He was hired by Standard Oil of New Jersey in 1909, working first in its pipeline division. He remained with the company and its affiliates for more than 40 years -- most prominently as chief scout for Carter Oil Co.'s southern division. When the oil boom hit Northwest Louisiana, he was the oil field scout during drilling in the area near Trees, Vivian and Oil City (just northwest of Shreveport-Bossier).
He was in the U.S. Army during World War I, and organized a baseball team while overseas.
When he returned home, he was manager of a baseball team in the Trees City oil field of Caddo Parish.
He was one of the prominent boosters/benefactors of Centenary College -- particularly athletics and especially the football program in the late 1920 and early 1930s when it took on some major powers -- and an ardent fan of the Shreveport pro baseball teams in town.
In 1938, he became more than a fan; he became the team president -- and would remain so until the end of the 1961 season. (Shreveport did not field teams from 1943 to '45, and in 1958.)
He was one of nine men voted to the board of directors for the local stock company -- Shreveport Baseball Association -- that early in 1938 raised the funds to purchase a Texas League team from Galveston and have a new stadium built near the same area where the previous ballpark had burned down in 1932.
The team was nicknamed the "Sports," just as it first was in the Texas League in 1925 (the 1915-24 nickname was the Gassers).
The Shreveport Times sports editor Joe R. Carter, in his "Raspberries and Cream" column on June 5, 1938, wrote about "Bo" -- as his friends knew him -- and his new role. The headline was, "How About His Job?"

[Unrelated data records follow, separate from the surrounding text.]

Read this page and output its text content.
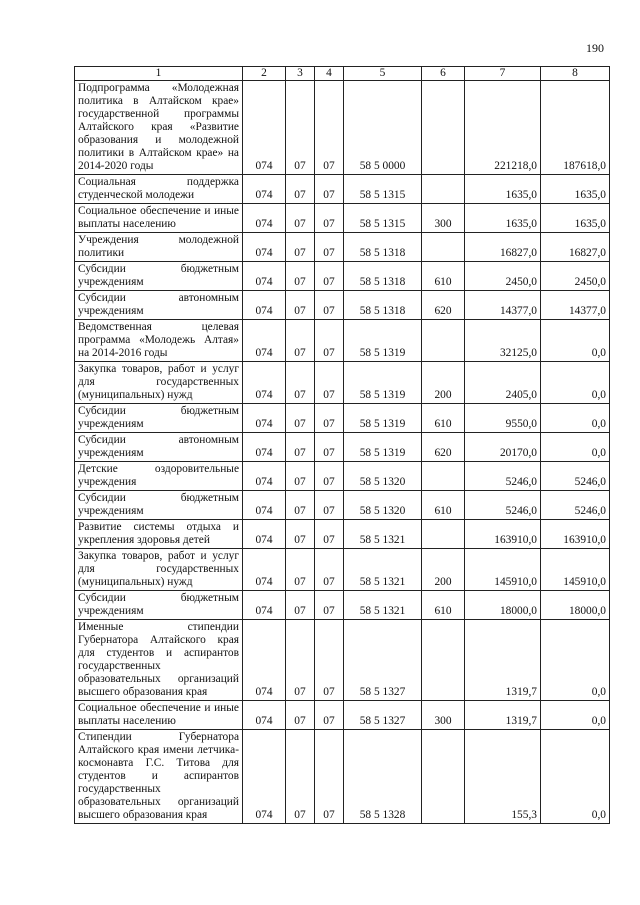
190
1	2	3	4	5	6	7	8
Подпрограмма «Молодежная политика в Алтайском крае» государственной программы Алтайского края «Развитие образования и молодежной политики в Алтайском крае» на 2014-2020 годы	074	07	07	58 5 0000		221218,0	187618,0
Социальная поддержка студенческой молодежи	074	07	07	58 5 1315		1635,0	1635,0
Социальное обеспечение и иные выплаты населению	074	07	07	58 5 1315	300	1635,0	1635,0
Учреждения молодежной политики	074	07	07	58 5 1318		16827,0	16827,0
Субсидии бюджетным учреждениям	074	07	07	58 5 1318	610	2450,0	2450,0
Субсидии автономным учреждениям	074	07	07	58 5 1318	620	14377,0	14377,0
Ведомственная целевая программа «Молодежь Алтая» на 2014-2016 годы	074	07	07	58 5 1319		32125,0	0,0
Закупка товаров, работ и услуг для государственных (муниципальных) нужд	074	07	07	58 5 1319	200	2405,0	0,0
Субсидии бюджетным учреждениям	074	07	07	58 5 1319	610	9550,0	0,0
Субсидии автономным учреждениям	074	07	07	58 5 1319	620	20170,0	0,0
Детские оздоровительные учреждения	074	07	07	58 5 1320		5246,0	5246,0
Субсидии бюджетным учреждениям	074	07	07	58 5 1320	610	5246,0	5246,0
Развитие системы отдыха и укрепления здоровья детей	074	07	07	58 5 1321		163910,0	163910,0
Закупка товаров, работ и услуг для государственных (муниципальных) нужд	074	07	07	58 5 1321	200	145910,0	145910,0
Субсидии бюджетным учреждениям	074	07	07	58 5 1321	610	18000,0	18000,0
Именные стипендии Губернатора Алтайского края для студентов и аспирантов государственных образовательных организаций высшего образования края	074	07	07	58 5 1327		1319,7	0,0
Социальное обеспечение и иные выплаты населению	074	07	07	58 5 1327	300	1319,7	0,0
Стипендии Губернатора Алтайского края имени летчика-космонавта Г.С. Титова для студентов и аспирантов государственных образовательных организаций высшего образования края	074	07	07	58 5 1328		155,3	0,0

The column began: "Probably the most unhappy man in town is a fellow whose smile and personality radiates happiness. He's a fellow who's always bubbling over with enthusiasm and known as a 'good scout' -- in his line of business and in everyday life. He'll go far out of his way to help a fellow in distress, but now learns that he cannot do anything to relieve his own troubles -- and at present his troubles are also those of his friends."

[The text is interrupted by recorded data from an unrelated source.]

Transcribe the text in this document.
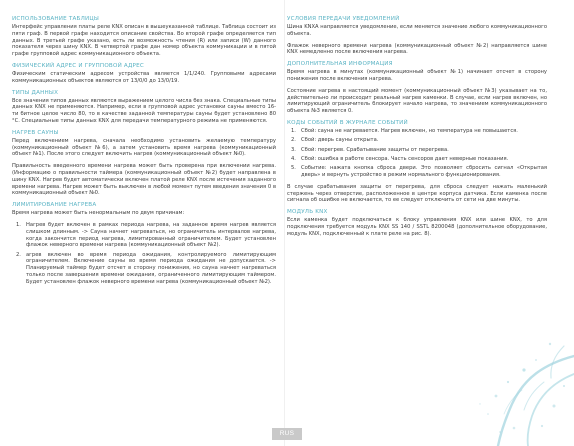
ИСПОЛЬЗОВАНИЕ ТАБЛИЦЫ
Интерфейс управления платы реле KNX описан в вышеуказанной таблице. Таблица состоит из пяти граф. В первой графе находится описание свойства. Во второй графе определяется тип данных. В третьей графе указано, есть ли возможность чтения (R) или записи (W) данного показателя через шину KNX. В четвертой графе дан номер объекта коммуникации и в пятой графе групповой адрес коммуникационного объекта.
ФИЗИЧЕСКИЙ АДРЕС И ГРУППОВОЙ АДРЕС
Физическим статическим адресом устройства является 1/1/240. Групповыми адресами коммуникационных объектов являются от 13/0/0 до 13/0/19.
ТИПЫ ДАННЫХ
Все значения типов данных являются выражением целого числа без знака. Специальные типы данных KNX не применяются. Например, если в групповой адрес установки сауны вместо 16-ти битное целое число 80, то в качестве заданной температуры сауны будет установлено 80 °C. Специальные типы данных KNX для передачи температурного режима не применяются.
НАГРЕВ САУНЫ
Перед включением нагрева, сначала необходимо установить желаемую температуру (коммуникационный объект №6), а затем установить время нагрева (коммуникационный объект №1). После этого следует включить нагрев (коммуникационный объект №0).
Правильность введенного времени нагрева может быть проверена при включении нагрева. (Информацию о правильности таймера (коммуникационный объект №2) будет направлена в шину KNX. Нагрев будет автоматически включен платой реле KNX после истечения заданного времени нагрева. Нагрев может быть выключен в любой момент путем введения значения 0 в коммуникационный объект №0.
ЛИМИТИРОВАНИЕ НАГРЕВА
Время нагрева может быть ненормальным по двум причинам:
1. Нагрев будет включен в рамках периода нагрева, на заданное время нагрев является слишком длинным. -> Сауна начнет нагреваться, но ограничитель интервалов нагрева, когда закончится период нагрева, лимитированный ограничителем. Будет установлен флажок неверного времени нагрева (коммуникационный объект №2).
2. агрев включен во время периода ожидания, контролируемого лимитирующим ограничителем. Включение сауны во время периода ожидания не допускается. -> Планируемый таймер будет отсчет в сторону понижения, но сауна начнет нагреваться только после завершения времени ожидания, ограниченного лимитирующим таймером. Будет установлен флажок неверного времени нагрева (коммуникационный объект №2).
УСЛОВИЯ ПЕРЕДАЧИ УВЕДОМЛЕНИЙ
Шина KNXA направляется уведомление, если меняется значение любого коммуникационного объекта.
Флажок неверного времени нагрева (коммуникационный объект №2) направляется шине KNX немедленно после включения нагрева.
ДОПОЛНИТЕЛЬНАЯ ИНФОРМАЦИЯ
Время нагрева в минутах (коммуникационный объект №1) начинает отсчет в сторону понижения после включения нагрева.
Состояние нагрева в настоящий момент (коммуникационный объект №3) указывает на то, действительно ли происходит реальный нагрев каменки. В случае, если нагрев включен, но лимитирующий ограничитель блокирует начало нагрева, то значением коммуникационного объекта №3 является 0.
КОДЫ СОБЫТИЙ В ЖУРНАЛЕ СОБЫТИЙ
1. Сбой: сауна не нагревается. Нагрев включен, но температура не повышается.
2. Сбой: дверь сауны открыта.
3. Сбой: перегрев. Срабатывание защиты от перегрева.
4. Сбой: ошибка в работе сенсора. Часть сенсоров дает неверные показания.
5. Событие: нажата кнопка сброса двери. Это позволяет сбросить сигнал «Открытая дверь» и вернуть устройство в режим нормального функционирования.
В случае срабатывания защиты от перегрева, для сброса следует нажать маленький стержень через отверстие, расположенное в центре корпуса датчика. Если каменка после сигнала об ошибке не включается, то ее следует отключить от сети на две минуты.
МОДУЛЬ KNX
Если каменка будет подключаться к блоку управления KNX или шине KNX, то для подключения требуется модуль KNX SS 140 / SSTL 8200048 (дополнительное оборудование, модуль KNX, подключенный к плате реле на рис. 8).
RUS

The gist was that the Sports were off to an awful start that season, at the bottom of the TL standings. (They would remain there all season.)
Carter, pointing to Peters' ascendancy to team president and operating partner, wrote "... They wanted a 'red hot' fan as well as a capable business man, and they made no mistake in their selection. They told 'Pete' of their wishes and he fell right in line, after learning it would not interfere with his work as an oil scout. 'Bo' went into the affair with the enthusiasm of a kid partaking of his first ice cream soda and then found himself bogged down. His team in the pennant race went 'south' and stayed there. His enthusiasm is a bit curbed but not his determination."
Peters would become known as a keen baseball operator who knew how to acquire and sell players, but in 1938, he was learning on the job.
He told Carter: " 'Gee, I did not know it was such a problem to get players. I know how to sympathize with the club owners now. A few years ago I had a suspicion that all a fellow had to do was push a button and announce he had the price and athletes would come flying in.
" 'Really, we have spent enough money in telephone calls and telegrams to purchase a player. Our telephone bill alone would astonish you. ... ' "
But working in the club offices and observing all games from his box seat on the third-base side of Texas League Park, he would learn. By 1942, he had built Shreveport's first TL championship team since 1919.
After World War II, Shreveport had its first "golden age" of pro baseball -- record attendances from 1947 to 1949, then TL playoff championship teams in 1952 and 1955, and the franchise's first regular-season championship in 1954.
"He was good to the people around him, once they proved themselves to him. He was a very fair man," said Francis "Salty" Parker, an infielder Peters brought in during the 1938 season and then the player-manager in 1941-42 and from 1946 to '51.
"He was one of those people whose word was his bond," said Mel McGaha, first a Sports player and then player-manager from 1954 to '57, and -- like Parker -- a longtime resident. "When he said something, he meant it, and he wanted people around him to be like that. He took care of his players and cared for them.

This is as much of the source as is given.